The absence of clinical symptoms in heterozygous carriers of the null mutation described by Guernsey et al. [7] suggests that the other three mutations reported by Weterman et al. [8], Nicolaou et al. [9] and herein exert a dominant negative effect, rather than lead to haploinsufficiency. Consistent with this idea, the mutant protein could be detected in blood cells of heterozygous mutation carriers in one family [9]. It is tempting to speculate that such a dominant negative effect results immediately from the disruption of the RING domain, where all three mutations occur (Table 2). Artificially engineered mutations inactivating the RING domain of LRSAM1 not only fail to confer ubiquitination, but at the same time show an increased physical association with the substrate TSG101 [10]. This appears to reinforce the endosomal localisation of TSG101 and enhance its sorting activity, possibly through blocking its ubiquitination by wild-type LRSAM1 or other ubiquitin ligases. It is conceivable that a similar type of blocking interaction occurs between catalytically inactive mutants of LRSAM1 and other physiological substrates.

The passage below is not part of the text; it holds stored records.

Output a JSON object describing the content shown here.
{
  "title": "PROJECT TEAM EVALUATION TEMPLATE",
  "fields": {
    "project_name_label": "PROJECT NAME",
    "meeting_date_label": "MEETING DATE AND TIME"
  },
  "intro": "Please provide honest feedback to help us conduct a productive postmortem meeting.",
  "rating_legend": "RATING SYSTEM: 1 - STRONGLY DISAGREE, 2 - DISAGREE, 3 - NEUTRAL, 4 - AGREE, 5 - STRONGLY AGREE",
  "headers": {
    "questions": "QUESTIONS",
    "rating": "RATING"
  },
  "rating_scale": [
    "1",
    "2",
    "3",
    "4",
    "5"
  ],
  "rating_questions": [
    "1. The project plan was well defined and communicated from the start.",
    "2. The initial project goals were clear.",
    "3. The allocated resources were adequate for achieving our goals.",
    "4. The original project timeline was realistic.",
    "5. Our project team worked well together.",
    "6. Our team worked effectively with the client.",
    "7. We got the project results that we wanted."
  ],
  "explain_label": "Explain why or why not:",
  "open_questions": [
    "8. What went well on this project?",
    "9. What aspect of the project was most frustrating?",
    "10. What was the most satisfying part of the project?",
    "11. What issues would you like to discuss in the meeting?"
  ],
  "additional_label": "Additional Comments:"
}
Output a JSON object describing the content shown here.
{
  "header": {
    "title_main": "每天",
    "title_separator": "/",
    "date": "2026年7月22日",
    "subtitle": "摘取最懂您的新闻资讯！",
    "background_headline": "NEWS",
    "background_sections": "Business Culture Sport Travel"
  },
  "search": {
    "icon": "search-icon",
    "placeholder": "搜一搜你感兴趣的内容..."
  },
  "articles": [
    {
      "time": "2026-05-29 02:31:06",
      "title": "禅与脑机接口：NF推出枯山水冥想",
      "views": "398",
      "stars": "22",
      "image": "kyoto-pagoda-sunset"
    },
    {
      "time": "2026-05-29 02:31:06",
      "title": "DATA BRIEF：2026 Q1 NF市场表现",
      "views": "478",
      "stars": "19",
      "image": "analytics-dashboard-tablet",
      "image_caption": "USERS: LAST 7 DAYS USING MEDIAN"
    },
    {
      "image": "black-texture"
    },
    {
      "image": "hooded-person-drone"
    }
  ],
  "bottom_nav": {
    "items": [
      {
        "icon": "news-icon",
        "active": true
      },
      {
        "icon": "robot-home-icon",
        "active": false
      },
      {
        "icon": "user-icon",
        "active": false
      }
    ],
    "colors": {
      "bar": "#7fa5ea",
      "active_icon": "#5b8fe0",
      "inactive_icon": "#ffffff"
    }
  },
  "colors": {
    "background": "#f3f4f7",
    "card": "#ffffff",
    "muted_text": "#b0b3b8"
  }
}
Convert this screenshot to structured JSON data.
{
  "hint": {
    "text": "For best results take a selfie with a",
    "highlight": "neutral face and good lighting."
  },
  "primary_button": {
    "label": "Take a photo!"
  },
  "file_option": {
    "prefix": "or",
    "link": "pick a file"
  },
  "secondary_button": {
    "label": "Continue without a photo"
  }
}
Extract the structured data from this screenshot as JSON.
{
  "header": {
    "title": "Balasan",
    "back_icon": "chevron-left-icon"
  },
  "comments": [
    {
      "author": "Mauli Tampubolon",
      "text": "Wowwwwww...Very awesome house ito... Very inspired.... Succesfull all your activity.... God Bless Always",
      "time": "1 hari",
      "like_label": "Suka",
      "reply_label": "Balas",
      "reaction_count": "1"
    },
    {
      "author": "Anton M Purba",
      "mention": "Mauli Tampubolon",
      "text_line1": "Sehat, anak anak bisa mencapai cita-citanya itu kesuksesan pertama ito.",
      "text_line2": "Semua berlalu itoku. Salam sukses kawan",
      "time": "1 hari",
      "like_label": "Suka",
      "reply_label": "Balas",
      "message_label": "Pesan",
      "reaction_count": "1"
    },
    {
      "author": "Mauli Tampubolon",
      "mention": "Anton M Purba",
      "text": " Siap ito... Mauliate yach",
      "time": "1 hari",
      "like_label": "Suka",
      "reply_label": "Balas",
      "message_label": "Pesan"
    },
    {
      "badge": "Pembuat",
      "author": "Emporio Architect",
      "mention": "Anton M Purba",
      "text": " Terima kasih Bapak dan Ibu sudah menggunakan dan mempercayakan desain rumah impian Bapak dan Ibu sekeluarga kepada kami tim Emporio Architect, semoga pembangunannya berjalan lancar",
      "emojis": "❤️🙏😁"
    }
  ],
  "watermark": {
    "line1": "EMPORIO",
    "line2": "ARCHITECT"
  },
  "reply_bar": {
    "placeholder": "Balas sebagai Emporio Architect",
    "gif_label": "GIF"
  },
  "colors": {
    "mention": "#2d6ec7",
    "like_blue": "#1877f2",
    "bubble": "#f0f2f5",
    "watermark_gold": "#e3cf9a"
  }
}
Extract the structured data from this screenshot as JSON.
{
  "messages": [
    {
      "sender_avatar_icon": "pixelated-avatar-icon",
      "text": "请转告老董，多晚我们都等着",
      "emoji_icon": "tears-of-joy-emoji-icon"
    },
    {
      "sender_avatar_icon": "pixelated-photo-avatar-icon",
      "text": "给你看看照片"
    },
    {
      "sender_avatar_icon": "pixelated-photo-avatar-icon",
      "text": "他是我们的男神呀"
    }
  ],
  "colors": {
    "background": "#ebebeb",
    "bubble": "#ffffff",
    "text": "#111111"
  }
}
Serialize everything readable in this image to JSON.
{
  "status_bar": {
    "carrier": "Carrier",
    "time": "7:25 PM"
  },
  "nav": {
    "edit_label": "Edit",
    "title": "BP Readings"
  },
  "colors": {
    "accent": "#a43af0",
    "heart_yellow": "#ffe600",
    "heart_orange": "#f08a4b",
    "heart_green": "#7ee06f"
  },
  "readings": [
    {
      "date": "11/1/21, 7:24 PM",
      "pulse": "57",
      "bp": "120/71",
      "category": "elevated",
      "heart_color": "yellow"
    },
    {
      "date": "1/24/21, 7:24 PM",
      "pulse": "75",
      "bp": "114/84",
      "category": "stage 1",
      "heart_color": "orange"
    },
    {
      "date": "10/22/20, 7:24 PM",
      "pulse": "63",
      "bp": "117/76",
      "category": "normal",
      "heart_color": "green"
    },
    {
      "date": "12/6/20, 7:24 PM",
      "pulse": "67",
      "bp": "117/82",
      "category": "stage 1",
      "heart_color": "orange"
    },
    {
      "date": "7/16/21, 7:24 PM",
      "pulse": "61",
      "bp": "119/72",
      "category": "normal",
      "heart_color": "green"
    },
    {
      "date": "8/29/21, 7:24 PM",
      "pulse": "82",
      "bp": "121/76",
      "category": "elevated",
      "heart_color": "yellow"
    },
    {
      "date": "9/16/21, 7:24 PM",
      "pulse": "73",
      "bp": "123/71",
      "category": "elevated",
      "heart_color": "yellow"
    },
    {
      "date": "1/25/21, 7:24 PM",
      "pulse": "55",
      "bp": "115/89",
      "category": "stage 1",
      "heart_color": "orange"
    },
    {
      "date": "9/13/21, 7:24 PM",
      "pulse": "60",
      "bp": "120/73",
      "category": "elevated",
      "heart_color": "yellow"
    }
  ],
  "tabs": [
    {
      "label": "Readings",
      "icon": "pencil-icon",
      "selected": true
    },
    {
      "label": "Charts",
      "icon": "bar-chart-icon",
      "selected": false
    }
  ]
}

Further studies are needed to investigate if the misregulation of ESCRT complexes in LRSAM1 mutation carriers is responsible for the CMT phenotype or if other yet unknown functions of LRSAM1 also play a role. In this context, it is worth mentioning that the product of another CMT2-associated gene, small integral membrane protein of lysosome/late endosome (SIMPLE), also interacts with various components of ESCRT complexes including TSG101 [19]. Note however, that in cell culture experiments SIMPLE and LRSAM1 (as well as the respective disease-associated mutations) have opposite effects on the function of ESCRT complexes: While SIMPLE promotes the assembly of endosomal ESCRT complexes and thereby accelerates lysosomal degradation of activated growth factor receptors, LRSAM1-dependent ubiquitination causes the disassembly of these sorting complexes resulting in prolonged signalling of the activated receptors [10, 20]. It is conceivable that a tightly controlled balance between the two processes is a prerequisite for an optimal regulation of neurotrophic signalling in PNS neurons. The use of patient-derived induced pluripotent stem cells [21], which can be differentiated into motor neurons [22], will offer the opportunity to study these processes in a more authentic context than previous cell culture experiments.

Finally, our study illustrates the power of targeted exome analyses as a diagnostic procedure especially for patients with neurodegenerative disorders. As a first step, the approach involves whole exome sequencing using standard next-generation sequencing technologies. Subsequent data analysis, however, is confined to genes that have previously been associated with the clinically suspected diagnosis. In our case, this group comprised 46 genes at the time of examination. In our experience, this strategy is far more efficient than are conventional sequencing panels or the successive sequencing of individual candidate genes, especially when dealing with genetically diverse diseases such as CMT [1, 3]. In addition, it provides a high degree of flexibility, as it is possible to re-assess the original exome data at a later stage in case new genes are added to a list of candidate genes or new symptoms appear in the course of a disease indicating a different clinical diagnosis. Our case illustrates that by this method it is possible to identify novel heterozygous disease causing mutations, as long as they occur within a gene that belongs to a suitable group of candidate genes defined by clinical considerations.

Written informed consent was obtained from the patient for publication of this Case report and any accompanying images. A copy of the written consent is available for review by the Editor of this journal.